Last week, embattled Attorney General Alberto Gonzales gave a different account of the briefing, provoking yet another controversy in his tenure as the country’s top law-enforcement officer. In testimony before the Senate Judiciary Committee, Gonzales, who participated in the briefing as the White House counsel, said the legislators were told the deputy attorney general at the time, James Comey, had raised objections to the program. Gonzales said there was “consensus” that the program, aimed at catching terrorists, was needed. “The congressional leadership … told us, ‘Continue going forward with this very important intelligence activity’,” Gonzales testified.

It was only after getting that go-ahead, Gonzales said, that he and then White House chief of staff Andrew Card visited the hospital room of John Ashcroft, the gravely ill attorney general recovering from surgery. Gonzales tried, unsuccessfully, to get the heavily medicated Ashcroft to overrule Comey—a pivotal moment in one of the fiercest behind-the-scenes clashes of the Bush presidency.

Gonzales’s account of the briefing and his reasons for going to the hospital set off a firestorm. Democratic senators charged that aspects of Gonzales’s testimony were false and demanded the appointment of a special prosecutor; even the committee’s ranking Republican, Sen. Arlen Specter, questioned if Gonzales’s testimony was “actionable.” The key point of contention: the A.G.’s long insistence that “there has not been any serious disagreement” within the administration about the Terrorist Surveillance Program. His claim came under scrutiny a few months ago when Comey testified how he, Ashcroft and FBI Director Robert Mueller were ready to resign in March ‘04 over a classified-intelligence program. Senators familiar with the matter, such as John D. Rockefeller IV and Russ Feingold, say Comey was referring to the same program now called the TSP. Yet Gonzales insisted the subject of the briefing and the dispute with Comey was “not about the TSP” but about “other intelligence activities” he couldn’t discuss.

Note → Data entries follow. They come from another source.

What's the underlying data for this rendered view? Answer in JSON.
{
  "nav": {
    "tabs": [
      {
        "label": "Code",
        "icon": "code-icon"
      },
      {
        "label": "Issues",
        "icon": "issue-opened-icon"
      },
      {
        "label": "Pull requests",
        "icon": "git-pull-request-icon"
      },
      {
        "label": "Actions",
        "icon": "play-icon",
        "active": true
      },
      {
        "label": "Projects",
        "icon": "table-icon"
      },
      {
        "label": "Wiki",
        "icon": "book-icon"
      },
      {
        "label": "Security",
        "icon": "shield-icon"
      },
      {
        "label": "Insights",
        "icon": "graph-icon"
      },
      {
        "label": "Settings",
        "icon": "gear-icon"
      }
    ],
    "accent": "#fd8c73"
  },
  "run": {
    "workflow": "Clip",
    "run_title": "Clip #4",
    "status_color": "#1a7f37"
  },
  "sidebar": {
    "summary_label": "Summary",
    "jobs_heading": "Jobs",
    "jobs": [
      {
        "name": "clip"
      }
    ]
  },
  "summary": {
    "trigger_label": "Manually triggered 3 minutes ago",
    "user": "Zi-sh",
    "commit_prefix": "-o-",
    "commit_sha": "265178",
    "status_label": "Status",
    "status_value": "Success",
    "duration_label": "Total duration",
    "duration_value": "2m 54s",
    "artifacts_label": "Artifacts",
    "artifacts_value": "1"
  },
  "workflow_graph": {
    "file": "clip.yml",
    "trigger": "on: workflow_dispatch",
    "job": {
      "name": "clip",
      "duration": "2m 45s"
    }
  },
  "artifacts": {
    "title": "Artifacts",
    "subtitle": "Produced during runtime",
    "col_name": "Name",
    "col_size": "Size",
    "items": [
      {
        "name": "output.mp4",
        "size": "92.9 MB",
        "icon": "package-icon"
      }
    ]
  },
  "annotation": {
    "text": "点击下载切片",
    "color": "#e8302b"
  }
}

Apparent evidence to the contrary is strong: a letter written last year by then-Director of National Intelligence John Negroponte described the March ‘04 briefing as being about the “Terrorist Surveillance Program”; and Mueller himself testified last week the dispute was about the “much discussed” NSA program.

The new dispute is, in part, a semantic game. The name “Terrorist Surveillance Program” wasn’t used by the White House until December 2005. By that time, the program had been scaled back because of protests from Comey and others at the Justice Department. Justice officials insisted last week Gonzales has always been careful to limit his statements to the publicly disclosed TSP, implying that his comments do not refer to the program as it existed before late ‘05. The A.G.’s testimony “was and remains accurate,” a spokesman says.